Yamauchi was successful in the first few weeks of operation, as his "test locations" were running at capacity. In February 1973, with imminent success of the Laser Clay Shooting System, Yamauchi established a new Nintendo subsidiary, Nintendo Leisure System Co., Ltd., to handle the maintenance and orders of the system. He then continued to buy out more former bowling alleys and fitted them with Laser Clay Shooting Systems, and the subsidiary had many pre-orders for them. As a result, the factories dedicated to building these systems were running at capacity around the clock in order to meet public demand. Advertising for the Laser Clay Shooting System featured Japanese actor and martial artist Sonny Chiba.

However, in October, OPEC dramatically raised the price in oil, which would eventually trigger the 1973 oil crisis. As a result, the Japanese economy, which imported over 98% of their requirements for oil, was forced to scale back on all unnecessary amenities in anticipation of an imminent recession. As a result, Nintendo received cancellation requests of the Laser Clay Shooting System from its clients, and, in less than a year, nearly all of its orders were cancelled. Having invested billions of Yen in their product, Nintendo's profits were cut in half, and they found themselves billion (or $64 million) in debt, in which Yamauchi would spend 7 years paying off. Yamauchi would cancel his "electronic Ball Trap" project as a result, and Nintendo's future was uncertain. What kept Nintendo (and Yamauchi) going was that they were listed on the stock market, and Nintendo still had to answer to shareholders, some of whom continued their support of the floundering company.

In 1974, as Laser Clay had still maintained some popularity in Japan, Yamauchi redesigned the Laser Clay Shooting System into a smaller and cheaper version, and dubbed it "Mini Laser Clay". This redesigned system was intended for arcades. Yamauchi pitched to professionals: "With such a machine in your arcade venue, you will undoubtedly draw the attention of the whole neighbourhood". Since orders from arcades were low, Nintendo needed cheaper methods to make the product. As a result, Yokoi came up with the idea of using 16mm projectors and video; this allowed the system to be sold in the form of arcade cabinets. In 1974, Wild Gunman, the first game of its kind, was released. Alongside Wild Gunman, Nintendo designed an adult version of the game titled Fascination; instead of cowboys, the game featured a Swedish woman in an evening dress who would dance around on the projection. Then, when the women struck a pose, players would shoot off key parts of her clothing until she was completely nude. The game was never released to the general public.

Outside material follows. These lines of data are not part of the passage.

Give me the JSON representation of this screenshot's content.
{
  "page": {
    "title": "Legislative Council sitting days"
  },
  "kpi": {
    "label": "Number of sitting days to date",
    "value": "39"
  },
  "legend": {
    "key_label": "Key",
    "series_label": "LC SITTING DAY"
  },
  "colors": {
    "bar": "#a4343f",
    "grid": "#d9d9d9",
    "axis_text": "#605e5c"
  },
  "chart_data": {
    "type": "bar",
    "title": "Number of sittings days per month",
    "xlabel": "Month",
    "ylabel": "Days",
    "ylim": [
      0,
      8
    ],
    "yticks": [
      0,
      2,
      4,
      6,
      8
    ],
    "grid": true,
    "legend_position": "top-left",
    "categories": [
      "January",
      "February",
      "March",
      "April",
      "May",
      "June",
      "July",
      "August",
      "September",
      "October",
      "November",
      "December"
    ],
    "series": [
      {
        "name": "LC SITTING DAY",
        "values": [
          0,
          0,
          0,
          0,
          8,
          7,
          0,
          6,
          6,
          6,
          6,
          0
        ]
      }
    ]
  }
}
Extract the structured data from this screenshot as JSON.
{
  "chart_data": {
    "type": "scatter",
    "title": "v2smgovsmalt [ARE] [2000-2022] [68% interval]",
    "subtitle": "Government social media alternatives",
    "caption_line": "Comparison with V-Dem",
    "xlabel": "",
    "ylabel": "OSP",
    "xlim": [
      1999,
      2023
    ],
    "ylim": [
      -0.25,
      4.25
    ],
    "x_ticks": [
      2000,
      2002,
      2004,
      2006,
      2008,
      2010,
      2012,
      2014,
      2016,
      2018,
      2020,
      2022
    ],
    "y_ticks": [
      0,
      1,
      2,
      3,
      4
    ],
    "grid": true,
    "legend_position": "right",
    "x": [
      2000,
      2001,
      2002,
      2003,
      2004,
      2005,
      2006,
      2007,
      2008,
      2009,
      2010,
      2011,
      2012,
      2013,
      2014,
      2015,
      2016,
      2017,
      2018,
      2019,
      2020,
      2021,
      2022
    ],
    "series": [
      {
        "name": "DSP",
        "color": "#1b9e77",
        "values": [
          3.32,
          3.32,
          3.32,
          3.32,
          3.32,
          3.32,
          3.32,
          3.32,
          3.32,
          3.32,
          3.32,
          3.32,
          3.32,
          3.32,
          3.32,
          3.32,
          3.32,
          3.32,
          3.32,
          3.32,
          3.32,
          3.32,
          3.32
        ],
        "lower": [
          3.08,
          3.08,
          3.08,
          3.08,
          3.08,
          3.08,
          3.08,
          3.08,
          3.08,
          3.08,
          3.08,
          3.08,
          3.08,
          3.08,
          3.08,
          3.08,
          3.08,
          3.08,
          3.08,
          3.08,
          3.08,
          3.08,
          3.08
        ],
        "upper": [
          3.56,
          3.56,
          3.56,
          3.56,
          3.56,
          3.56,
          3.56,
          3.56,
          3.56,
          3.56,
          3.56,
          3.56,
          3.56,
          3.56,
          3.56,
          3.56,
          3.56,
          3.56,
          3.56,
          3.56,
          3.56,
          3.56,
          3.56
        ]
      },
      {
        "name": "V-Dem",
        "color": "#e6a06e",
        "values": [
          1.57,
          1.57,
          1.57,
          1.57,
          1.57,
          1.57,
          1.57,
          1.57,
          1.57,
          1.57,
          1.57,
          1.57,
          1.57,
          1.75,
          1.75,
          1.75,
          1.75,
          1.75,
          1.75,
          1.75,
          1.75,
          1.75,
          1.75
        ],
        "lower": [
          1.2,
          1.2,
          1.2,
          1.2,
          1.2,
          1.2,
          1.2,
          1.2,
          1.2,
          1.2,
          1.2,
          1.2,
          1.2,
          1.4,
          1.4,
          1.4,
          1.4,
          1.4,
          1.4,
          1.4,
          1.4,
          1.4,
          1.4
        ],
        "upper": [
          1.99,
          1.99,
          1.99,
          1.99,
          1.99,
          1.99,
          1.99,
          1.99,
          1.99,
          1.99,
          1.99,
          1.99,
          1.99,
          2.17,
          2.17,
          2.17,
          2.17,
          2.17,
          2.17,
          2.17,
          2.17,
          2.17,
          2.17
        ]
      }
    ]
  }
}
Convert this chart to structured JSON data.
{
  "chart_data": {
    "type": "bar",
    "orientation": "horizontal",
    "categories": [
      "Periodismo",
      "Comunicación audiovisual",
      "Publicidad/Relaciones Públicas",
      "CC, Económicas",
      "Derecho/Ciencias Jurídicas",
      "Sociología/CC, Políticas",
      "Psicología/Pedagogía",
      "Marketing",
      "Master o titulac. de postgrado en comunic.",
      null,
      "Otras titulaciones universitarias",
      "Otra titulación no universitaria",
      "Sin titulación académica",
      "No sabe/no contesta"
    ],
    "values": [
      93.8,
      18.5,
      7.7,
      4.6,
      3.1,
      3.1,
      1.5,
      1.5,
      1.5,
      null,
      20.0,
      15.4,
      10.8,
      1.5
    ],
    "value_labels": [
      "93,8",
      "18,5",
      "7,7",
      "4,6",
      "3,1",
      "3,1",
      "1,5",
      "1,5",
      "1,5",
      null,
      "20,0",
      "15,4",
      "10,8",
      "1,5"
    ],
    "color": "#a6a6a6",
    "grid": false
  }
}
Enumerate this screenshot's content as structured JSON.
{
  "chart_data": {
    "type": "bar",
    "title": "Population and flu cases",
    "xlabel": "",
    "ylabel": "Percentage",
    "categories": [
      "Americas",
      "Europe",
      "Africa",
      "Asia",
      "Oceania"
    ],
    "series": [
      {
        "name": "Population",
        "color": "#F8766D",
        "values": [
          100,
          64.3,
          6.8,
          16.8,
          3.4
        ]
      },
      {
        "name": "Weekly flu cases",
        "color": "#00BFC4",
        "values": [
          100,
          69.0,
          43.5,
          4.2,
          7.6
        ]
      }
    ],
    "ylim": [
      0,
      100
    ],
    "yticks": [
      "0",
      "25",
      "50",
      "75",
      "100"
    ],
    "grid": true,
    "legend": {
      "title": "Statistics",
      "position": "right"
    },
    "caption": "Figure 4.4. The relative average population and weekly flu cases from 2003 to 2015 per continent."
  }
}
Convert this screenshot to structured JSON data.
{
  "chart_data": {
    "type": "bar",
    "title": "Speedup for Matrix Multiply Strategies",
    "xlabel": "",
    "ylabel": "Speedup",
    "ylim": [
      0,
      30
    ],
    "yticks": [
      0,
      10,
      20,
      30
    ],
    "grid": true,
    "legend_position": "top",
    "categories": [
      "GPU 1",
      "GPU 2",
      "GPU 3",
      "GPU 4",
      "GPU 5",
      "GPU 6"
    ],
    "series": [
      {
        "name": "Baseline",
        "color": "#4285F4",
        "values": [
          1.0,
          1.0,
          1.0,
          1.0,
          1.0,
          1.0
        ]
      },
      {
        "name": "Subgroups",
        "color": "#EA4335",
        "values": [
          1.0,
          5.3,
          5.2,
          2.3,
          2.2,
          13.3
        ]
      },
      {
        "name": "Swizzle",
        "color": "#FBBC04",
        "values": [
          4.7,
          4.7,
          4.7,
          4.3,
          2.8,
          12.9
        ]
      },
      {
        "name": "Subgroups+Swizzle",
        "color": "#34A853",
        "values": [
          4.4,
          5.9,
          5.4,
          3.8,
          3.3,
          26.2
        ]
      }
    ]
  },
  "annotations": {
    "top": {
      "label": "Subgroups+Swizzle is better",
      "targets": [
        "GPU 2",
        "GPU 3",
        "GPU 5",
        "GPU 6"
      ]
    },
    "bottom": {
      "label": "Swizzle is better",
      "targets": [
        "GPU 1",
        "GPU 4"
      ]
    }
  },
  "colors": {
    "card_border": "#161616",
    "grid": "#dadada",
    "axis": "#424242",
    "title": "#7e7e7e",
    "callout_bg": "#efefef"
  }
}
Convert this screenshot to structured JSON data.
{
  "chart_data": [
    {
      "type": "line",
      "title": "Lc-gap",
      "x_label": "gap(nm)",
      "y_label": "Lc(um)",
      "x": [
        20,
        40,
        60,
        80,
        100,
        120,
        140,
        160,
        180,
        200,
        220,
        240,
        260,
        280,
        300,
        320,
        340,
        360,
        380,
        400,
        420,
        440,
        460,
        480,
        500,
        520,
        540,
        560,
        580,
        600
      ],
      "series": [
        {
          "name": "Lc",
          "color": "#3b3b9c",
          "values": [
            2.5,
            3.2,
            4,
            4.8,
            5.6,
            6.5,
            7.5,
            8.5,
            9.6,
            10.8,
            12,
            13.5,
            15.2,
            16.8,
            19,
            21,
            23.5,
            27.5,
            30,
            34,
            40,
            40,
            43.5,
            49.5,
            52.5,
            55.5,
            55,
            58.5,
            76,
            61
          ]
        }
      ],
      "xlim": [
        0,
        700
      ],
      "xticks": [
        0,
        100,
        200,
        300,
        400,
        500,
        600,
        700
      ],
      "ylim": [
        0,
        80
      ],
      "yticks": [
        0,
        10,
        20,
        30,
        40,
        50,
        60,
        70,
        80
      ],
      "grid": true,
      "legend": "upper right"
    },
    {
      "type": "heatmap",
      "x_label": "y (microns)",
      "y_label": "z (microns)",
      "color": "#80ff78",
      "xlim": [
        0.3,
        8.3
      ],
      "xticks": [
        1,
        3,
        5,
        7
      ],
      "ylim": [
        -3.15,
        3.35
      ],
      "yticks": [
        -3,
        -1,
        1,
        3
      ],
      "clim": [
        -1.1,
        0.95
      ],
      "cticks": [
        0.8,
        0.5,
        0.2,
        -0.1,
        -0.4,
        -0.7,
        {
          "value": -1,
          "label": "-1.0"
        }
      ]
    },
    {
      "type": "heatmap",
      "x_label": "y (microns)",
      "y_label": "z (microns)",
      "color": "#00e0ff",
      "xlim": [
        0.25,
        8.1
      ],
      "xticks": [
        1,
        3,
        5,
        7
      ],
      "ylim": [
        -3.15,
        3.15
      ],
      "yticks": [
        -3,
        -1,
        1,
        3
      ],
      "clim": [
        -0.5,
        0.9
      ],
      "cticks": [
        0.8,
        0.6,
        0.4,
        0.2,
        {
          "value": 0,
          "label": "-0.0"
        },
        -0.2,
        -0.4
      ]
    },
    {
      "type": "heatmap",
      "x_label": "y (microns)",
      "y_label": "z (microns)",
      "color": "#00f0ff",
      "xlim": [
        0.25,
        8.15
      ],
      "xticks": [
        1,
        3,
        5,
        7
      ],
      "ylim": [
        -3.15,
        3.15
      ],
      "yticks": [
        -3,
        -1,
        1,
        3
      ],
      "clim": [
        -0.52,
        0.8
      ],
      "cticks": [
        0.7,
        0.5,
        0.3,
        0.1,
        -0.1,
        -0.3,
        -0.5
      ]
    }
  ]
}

While the Mini Laser Clay system started slow, Nintendo eventually garnered sufficient sales, and they continued to sell the system to more arcades. In 1976, Shooting Trainer was released on this system, attracting many international players; this was followed by New Shooting Trainer in 1978. Other games released for the Mini Laser Clay system included Sky Hawk (1976), Battle Shark (1977), and Test Driver (1977). Wild Gunman and Shooting Trainer were distributed in North America by Sega in 1976.

Some sources say that Kōsenjū Duck Hunt (1976) was part of the Laser Clay Shooting System, while others say that it was part of the "Nintendo Beam Gun Series" – a separate project to bring shooting simulations into the home. According to Gizmodo, it was part of a revamping of the Laser Clay Shooting System.

==Reception==
In Japan, several Laser Clay games were among the highest-grossing arcade games of 1976 in Japan, with Sky Hawk, Mini Laser Clay and Wild Gunman being the fourth, fifth and sixth highest electro-mechanical games (EM games), respectively (below Namco's F-1, TOGO's Mogura Taiji and Sega's Group Skill Diga). The following year, Shooting Trainer and Laser Clay were the sixth and seventh highest-grossing arcade EM games of 1977, respectively, and among the year's top three shooters (below Namco's Shoot Away).

In North America, Wild Gunman was one of the most popular arcade machines at the AMOA 1976 show. The following year, Shooting Trainer was the 17th highest-grossing arcade game of 1977 in the United States, according to Play Meter, and the third highest electro-mechanical game on the list (below Namco's F-1 and Allied Leisure's Daytona 500).